A federal judge in Toledo has set a date for Tom Noe to change his not-guilty plea in his campaign finance criminal case.
U.S. District Judge David Katz yesterday morning scheduled a hearing at 3 p.m. May 31.
On Wednesday, Mr. Noe indicated that he wanted to change his not-guilty plea on federal charges that he funneled more than $45,000 into the Bush-Cheney re-election campaign in 2003.
Mr. Noe was allowed to contribute only $2,000 to the campaign.
One of Mr. Noe's Toledo attorneys, Jon Richardson, could not be reached for comment yesterday.
It is expected that Mr. Noe will plead either guilty or no contest to one or more of the three charges.
Federal sentencing guidelines allow for reduced sentences if the defendant accepts responsibility for the charges.
A greater reduction is possible if the defendant cooperates in other investigations.
Conviction on the charges carries a maximum 15 years in prison and a nearly $1 million fine.
Prosecutors allege that Mr.
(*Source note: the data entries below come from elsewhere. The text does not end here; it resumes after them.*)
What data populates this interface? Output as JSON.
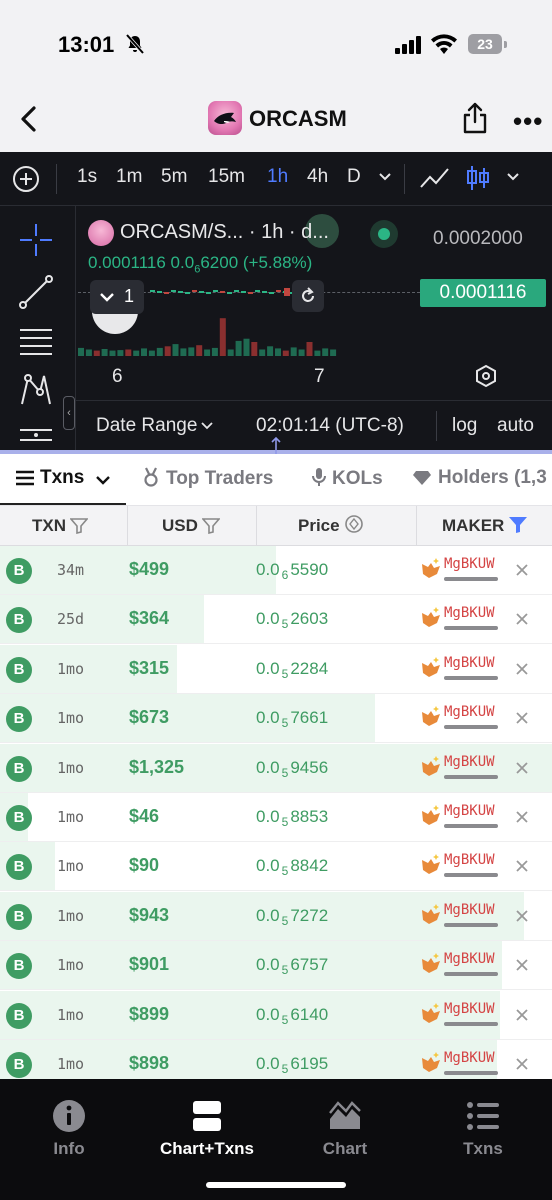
{
  "status_bar": {
    "time": "13:01",
    "battery": "23"
  },
  "header": {
    "title": "ORCASM"
  },
  "chart": {
    "timeframes": [
      "1s",
      "1m",
      "5m",
      "15m",
      "1h",
      "4h",
      "D"
    ],
    "active_timeframe": "1h",
    "pair": "ORCASM/S... · 1h · d...",
    "price_top": "0.0002000",
    "ohlc_prefix": "0.0001116  0.0",
    "ohlc_sub": "6",
    "ohlc_suffix": "6200 (+5.88%)",
    "current_price": "0.0001116",
    "collapse_count": "1",
    "x_labels": [
      "6",
      "7"
    ],
    "date_range_label": "Date Range",
    "clock": "02:01:14 (UTC-8)",
    "log_label": "log",
    "auto_label": "auto",
    "up_color": "#2bb585",
    "down_color": "#c0463f",
    "volume": [
      {
        "v": 0.15,
        "up": true
      },
      {
        "v": 0.12,
        "up": true
      },
      {
        "v": 0.1,
        "up": false
      },
      {
        "v": 0.13,
        "up": true
      },
      {
        "v": 0.1,
        "up": true
      },
      {
        "v": 0.11,
        "up": true
      },
      {
        "v": 0.12,
        "up": false
      },
      {
        "v": 0.1,
        "up": true
      },
      {
        "v": 0.14,
        "up": true
      },
      {
        "v": 0.1,
        "up": true
      },
      {
        "v": 0.15,
        "up": true
      },
      {
        "v": 0.18,
        "up": false
      },
      {
        "v": 0.22,
        "up": true
      },
      {
        "v": 0.14,
        "up": true
      },
      {
        "v": 0.16,
        "up": true
      },
      {
        "v": 0.2,
        "up": false
      },
      {
        "v": 0.12,
        "up": true
      },
      {
        "v": 0.15,
        "up": true
      },
      {
        "v": 0.7,
        "up": false
      },
      {
        "v": 0.12,
        "up": true
      },
      {
        "v": 0.28,
        "up": true
      },
      {
        "v": 0.32,
        "up": true
      },
      {
        "v": 0.26,
        "up": false
      },
      {
        "v": 0.12,
        "up": true
      },
      {
        "v": 0.18,
        "up": true
      },
      {
        "v": 0.14,
        "up": true
      },
      {
        "v": 0.1,
        "up": false
      },
      {
        "v": 0.16,
        "up": true
      },
      {
        "v": 0.12,
        "up": true
      },
      {
        "v": 0.26,
        "up": false
      },
      {
        "v": 0.1,
        "up": true
      },
      {
        "v": 0.14,
        "up": true
      },
      {
        "v": 0.12,
        "up": true
      }
    ]
  },
  "tabs": [
    {
      "label": "Txns"
    },
    {
      "label": "Top Traders"
    },
    {
      "label": "KOLs"
    },
    {
      "label": "Holders (1,3"
    }
  ],
  "columns": {
    "txn": "TXN",
    "usd": "USD",
    "price": "Price",
    "maker": "MAKER"
  },
  "rows": [
    {
      "side": "B",
      "age": "34m",
      "usd": "$499",
      "price_pre": "0.0",
      "price_sub": "6",
      "price_post": "5590",
      "maker": "MgBKUW",
      "share": 0.5
    },
    {
      "side": "B",
      "age": "25d",
      "usd": "$364",
      "price_pre": "0.0",
      "price_sub": "5",
      "price_post": "2603",
      "maker": "MgBKUW",
      "share": 0.37
    },
    {
      "side": "B",
      "age": "1mo",
      "usd": "$315",
      "price_pre": "0.0",
      "price_sub": "5",
      "price_post": "2284",
      "maker": "MgBKUW",
      "share": 0.32
    },
    {
      "side": "B",
      "age": "1mo",
      "usd": "$673",
      "price_pre": "0.0",
      "price_sub": "5",
      "price_post": "7661",
      "maker": "MgBKUW",
      "share": 0.68
    },
    {
      "side": "B",
      "age": "1mo",
      "usd": "$1,325",
      "price_pre": "0.0",
      "price_sub": "5",
      "price_post": "9456",
      "maker": "MgBKUW",
      "share": 1.0
    },
    {
      "side": "B",
      "age": "1mo",
      "usd": "$46",
      "price_pre": "0.0",
      "price_sub": "5",
      "price_post": "8853",
      "maker": "MgBKUW",
      "share": 0.05
    },
    {
      "side": "B",
      "age": "1mo",
      "usd": "$90",
      "price_pre": "0.0",
      "price_sub": "5",
      "price_post": "8842",
      "maker": "MgBKUW",
      "share": 0.1
    },
    {
      "side": "B",
      "age": "1mo",
      "usd": "$943",
      "price_pre": "0.0",
      "price_sub": "5",
      "price_post": "7272",
      "maker": "MgBKUW",
      "share": 0.95
    },
    {
      "side": "B",
      "age": "1mo",
      "usd": "$901",
      "price_pre": "0.0",
      "price_sub": "5",
      "price_post": "6757",
      "maker": "MgBKUW",
      "share": 0.91
    },
    {
      "side": "B",
      "age": "1mo",
      "usd": "$899",
      "price_pre": "0.0",
      "price_sub": "5",
      "price_post": "6140",
      "maker": "MgBKUW",
      "share": 0.905
    },
    {
      "side": "B",
      "age": "1mo",
      "usd": "$898",
      "price_pre": "0.0",
      "price_sub": "5",
      "price_post": "6195",
      "maker": "MgBKUW",
      "share": 0.9
    }
  ],
  "bottom_nav": [
    {
      "label": "Info"
    },
    {
      "label": "Chart+Txns"
    },
    {
      "label": "Chart"
    },
    {
      "label": "Txns"
    }
  ],
  "colors": {
    "accent": "#4f7bff",
    "buy": "#3f9c63",
    "maker": "#d44444"
  }
}
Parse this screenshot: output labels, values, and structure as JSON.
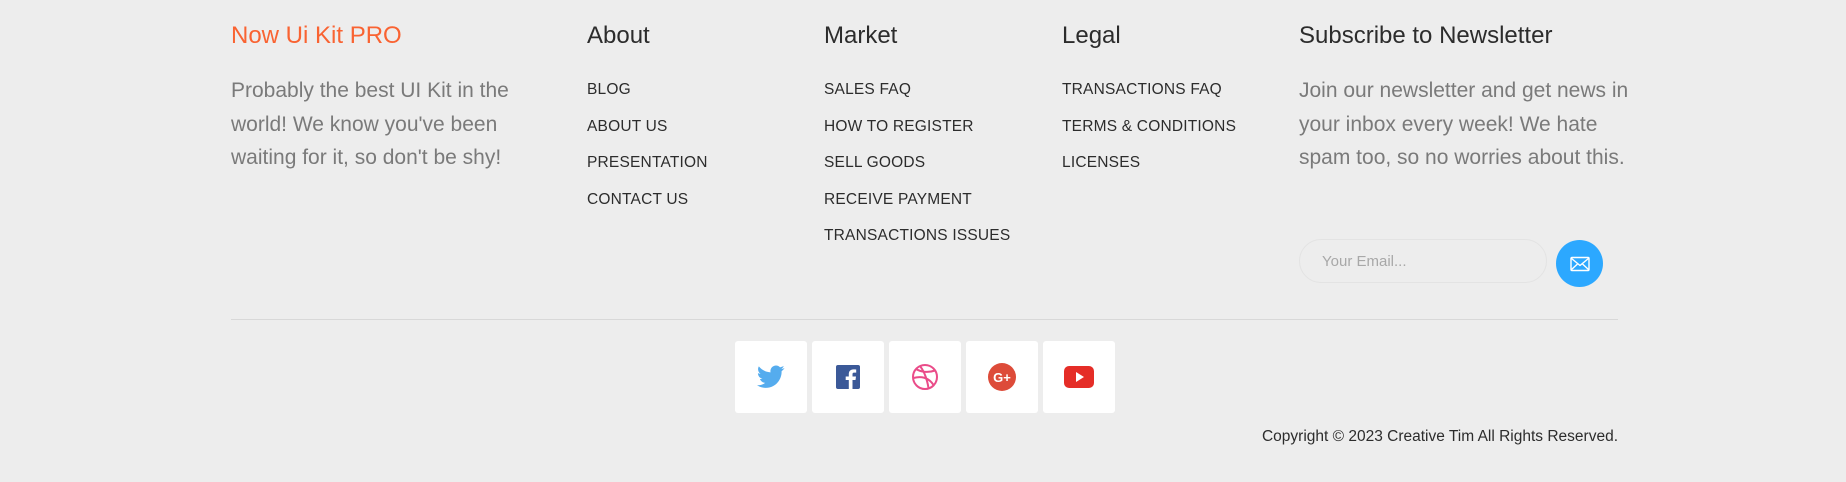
{
  "brand": {
    "title": "Now Ui Kit PRO",
    "description": "Probably the best UI Kit in the world! We know you've been waiting for it, so don't be shy!",
    "color": "#f96332"
  },
  "about": {
    "title": "About",
    "links": [
      "BLOG",
      "ABOUT US",
      "PRESENTATION",
      "CONTACT US"
    ]
  },
  "market": {
    "title": "Market",
    "links": [
      "SALES FAQ",
      "HOW TO REGISTER",
      "SELL GOODS",
      "RECEIVE PAYMENT",
      "TRANSACTIONS ISSUES"
    ]
  },
  "legal": {
    "title": "Legal",
    "links": [
      "TRANSACTIONS FAQ",
      "TERMS & CONDITIONS",
      "LICENSES"
    ]
  },
  "newsletter": {
    "title": "Subscribe to Newsletter",
    "description": "Join our newsletter and get news in your inbox every week! We hate spam too, so no worries about this.",
    "email_placeholder": "Your Email...",
    "email_value": "",
    "send_icon": "envelope-icon",
    "button_color": "#2ca8ff"
  },
  "social": [
    {
      "name": "twitter",
      "icon": "twitter-icon",
      "color": "#55acee"
    },
    {
      "name": "facebook",
      "icon": "facebook-icon",
      "color": "#3b5998"
    },
    {
      "name": "dribbble",
      "icon": "dribbble-icon",
      "color": "#ea4c89"
    },
    {
      "name": "google-plus",
      "icon": "google-plus-icon",
      "color": "#dd4b39"
    },
    {
      "name": "youtube",
      "icon": "youtube-icon",
      "color": "#e52d27"
    }
  ],
  "copyright": "Copyright © 2023 Creative Tim All Rights Reserved."
}
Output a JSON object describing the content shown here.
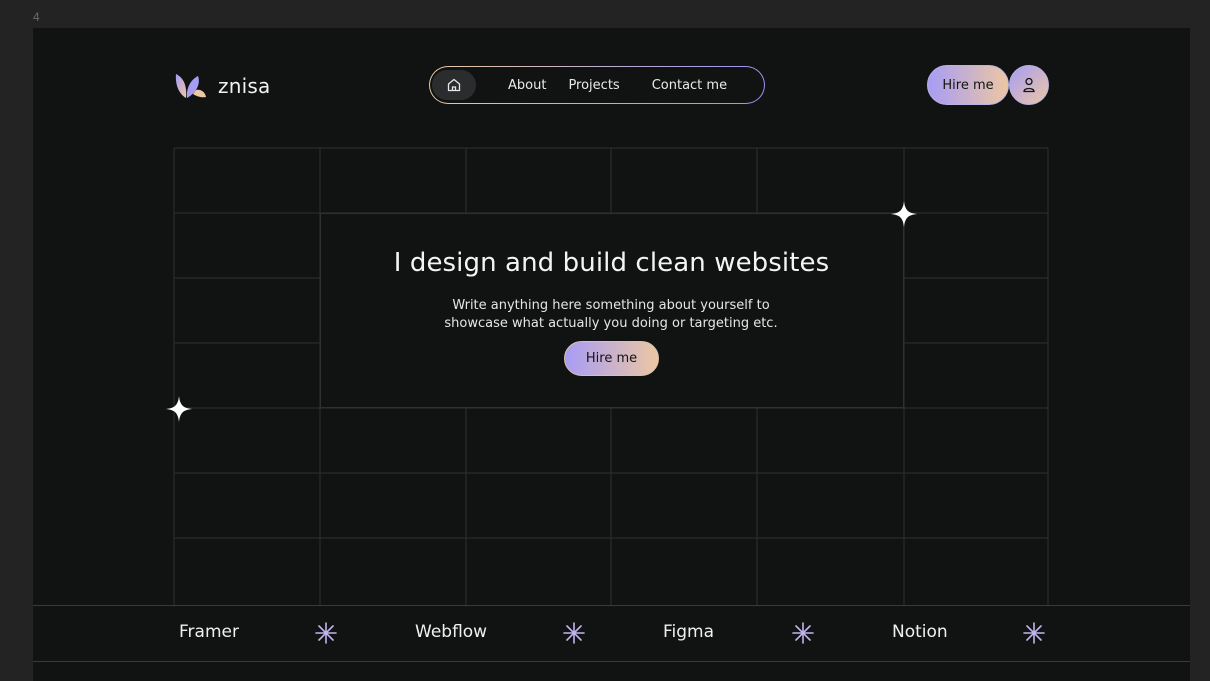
{
  "frame_label": "4",
  "brand": {
    "name": "znisa"
  },
  "nav": {
    "home_icon": "home-icon",
    "items": [
      {
        "label": "About"
      },
      {
        "label": "Projects"
      },
      {
        "label": "Contact me"
      }
    ]
  },
  "header": {
    "hire_label": "Hire me",
    "user_icon": "user-icon"
  },
  "hero": {
    "title": "I design and build clean websites",
    "subtitle_line1": "Write anything here something about yourself to",
    "subtitle_line2": "showcase what actually you doing or targeting etc.",
    "cta_label": "Hire me"
  },
  "tools": [
    {
      "name": "Framer"
    },
    {
      "name": "Webflow"
    },
    {
      "name": "Figma"
    },
    {
      "name": "Notion"
    }
  ],
  "colors": {
    "background": "#111212",
    "accent_lavender": "#a79cf5",
    "accent_peach": "#ecc7a3",
    "grid_line": "#2f3030"
  }
}
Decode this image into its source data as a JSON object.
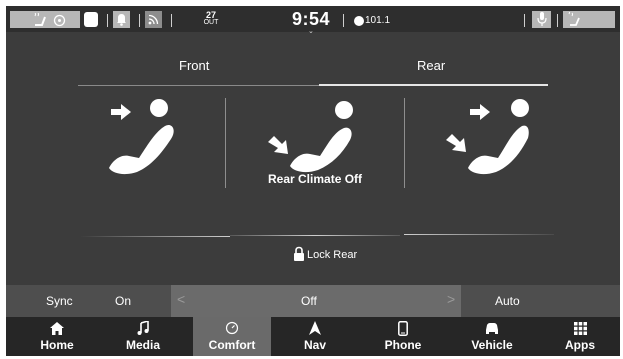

Noe funneled the money into the Bush campaign through 24 other people - "conduits" to whom he gave money so that they would attend a $2,000-a-plate fund-raiser in Columbus for President Bush.
There has been no indication that a plea in the federal case will have any bearing on the 53 felony charges that Mr. Noe faces in Lucas County. Those charges are related to his alleged theft or laundering of more than $3 million from two rare-coin funds that he operated on behalf of the Ohio Bureau of Workers' Compensation.
Mr. Noe has pleaded not guilty to all of those charges.
An Aug. 29 trial date has been set in that case.
Lucas County Prosecutor Julia Bates reiterated yesterday that a plea change on the federal charges does not mean there is a deal with her office.
She said county prosecutors are preparing for trial in their case.
Gov. Bob Taft told the Associated Press yesterday that he is "totally comfortable" that Mr. Noe has nothing more to say that could incriminate his administration.
A federal grand jury in Cleveland is hearing testimony and is reviewing evidence about broader problems within the investment department of the Ohio Bureau of Workers' Compensation.